Surgeon saves me from toxicity. At this time I have a never ending yeast infection. Occasionally treated for staph that was normal stuff that couldn't hurt anyone but my body refused to fight it.


I woke every day. I was inspired to live. I always felt loved even when I was exhausted. He just didn't take me though he could have but he continually told me have faith in me. You have a purpose. Be strong for me. I know your pain.


On the surgery table my anesthesiologist had to work with my now teeny body that was last weighed when I was heavier. A nurse sat by my bed and reminded me to breath it was not my time to go. I must of listened...or did I and I was not allowed to go?
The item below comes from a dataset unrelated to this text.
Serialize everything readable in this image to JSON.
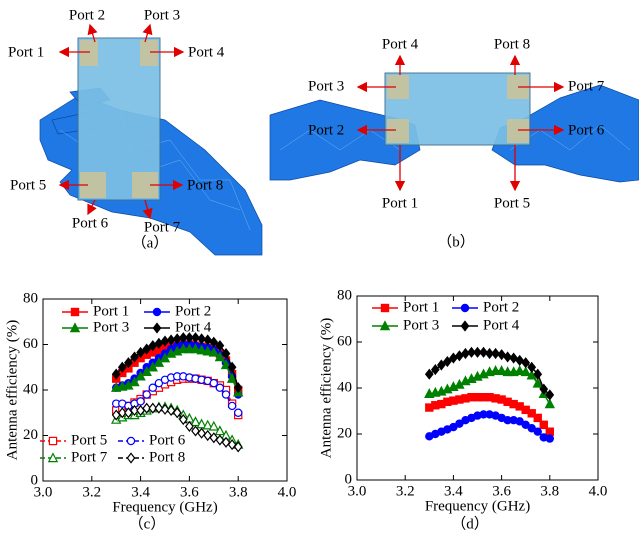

However I do feel my time is soon. The lord tells me this healing is temporary. He tells me to prepare my family and my home. He must be telling my mother in law as well. 
All these chances he has given me to try again to be the daughter I want to be for him. I hope it aligns with the daughter he wants me to be because he sure has worked many miracles to keep me around.
Seriously!
So be strong. Be strong enough to not be healed if its his will. He has a plan and it might be missionary work in the spirit world or your spirit mate.


We all have a purpose. we all have timeline for it. 
Some get many chances like me but others may not. Heavenly Father takes you at your best. You don't.


A lil tidbit

You know it all sounds bad but I think it made me strong.


 When I was in the military One of the Drill Sergeants hated my guts and I did not know because I seriously admired him to pieces. He was a short little man who was super strong. Turns out they called me in the office one day to ask why I was not scared of them like the rest of the newbies.
 I gave them a checklist.
 #1.You have to feed me at least once a day with an MRE I have gone hungry and lived off a candy bar and a soda for a long time.
 #2. You Have to provide a roof over my head even if its a tent. I have been homeless and slept on fairground bleachers and it was cold. 
#3. You cant hit me like they use to. My grandpa is deaf in one ear from his basic training and I still decided to join. If you do decide to hit me. you will meet my mom and no one is as scary as my mom. They stopped picking on me after that.